Straying beyond impassioned needlefloors,
  wind-coarsened,
a butterfly still thinks it's good to be: a Monarch,
  alone, high as angels,
and even as she flies, the lone spectral sunspeck
   of my eye,
and dies unambiguously in my dream
 
For catching a poppy sun late, she raises fairylands
  wherever wings go,
& wing for wing she's the equal of any avifauna,
  vivific and bright!
Or even as a noon's lone rover, a last sweep
  into dusk, this queen's akin
 
to noonshades, too, as if she fell trying to beat back
  a rigid bark-cold
or a cruel rasping petal-heat: death on some cleft leaf!
  But see her (as I did!)
hop from out some doddered spider tree, tangled,
  spun on day's filthy dreck,
 
& rising tempestuously, loosing into worlds!
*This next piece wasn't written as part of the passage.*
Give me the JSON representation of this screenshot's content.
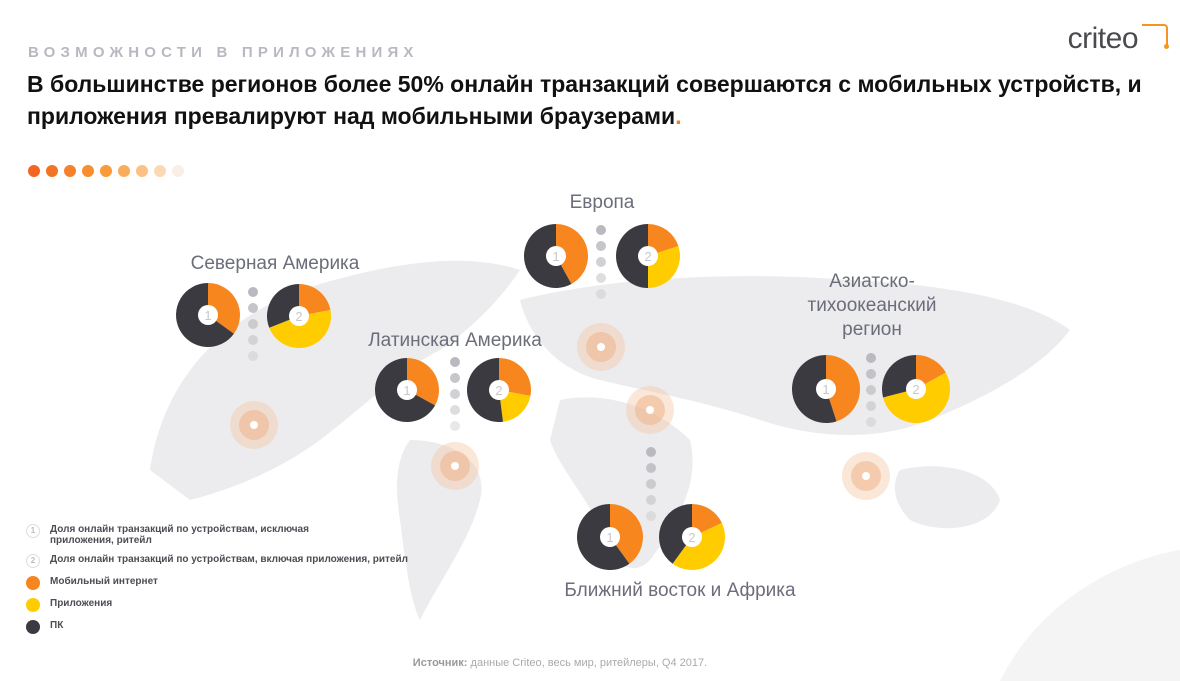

Look!
  Seer to the azalea, pearly-cute,
just there as she's about to fade flaring into night, quiet,
  becoming breath,
and winging a phantasmal virginal flight into reeds.
  Moonshades to soften a fall.
 

2 comments:

Penn Kemp said...

Oh, gorgeous! Love the play of flight/light. A poem to read in November or March,to remember August lilt...

Conrad DiDiodato said...

Thanks, Penn!

I took that picture in 'Longwood Gardens' in Pennsylvania. What an inspiring place!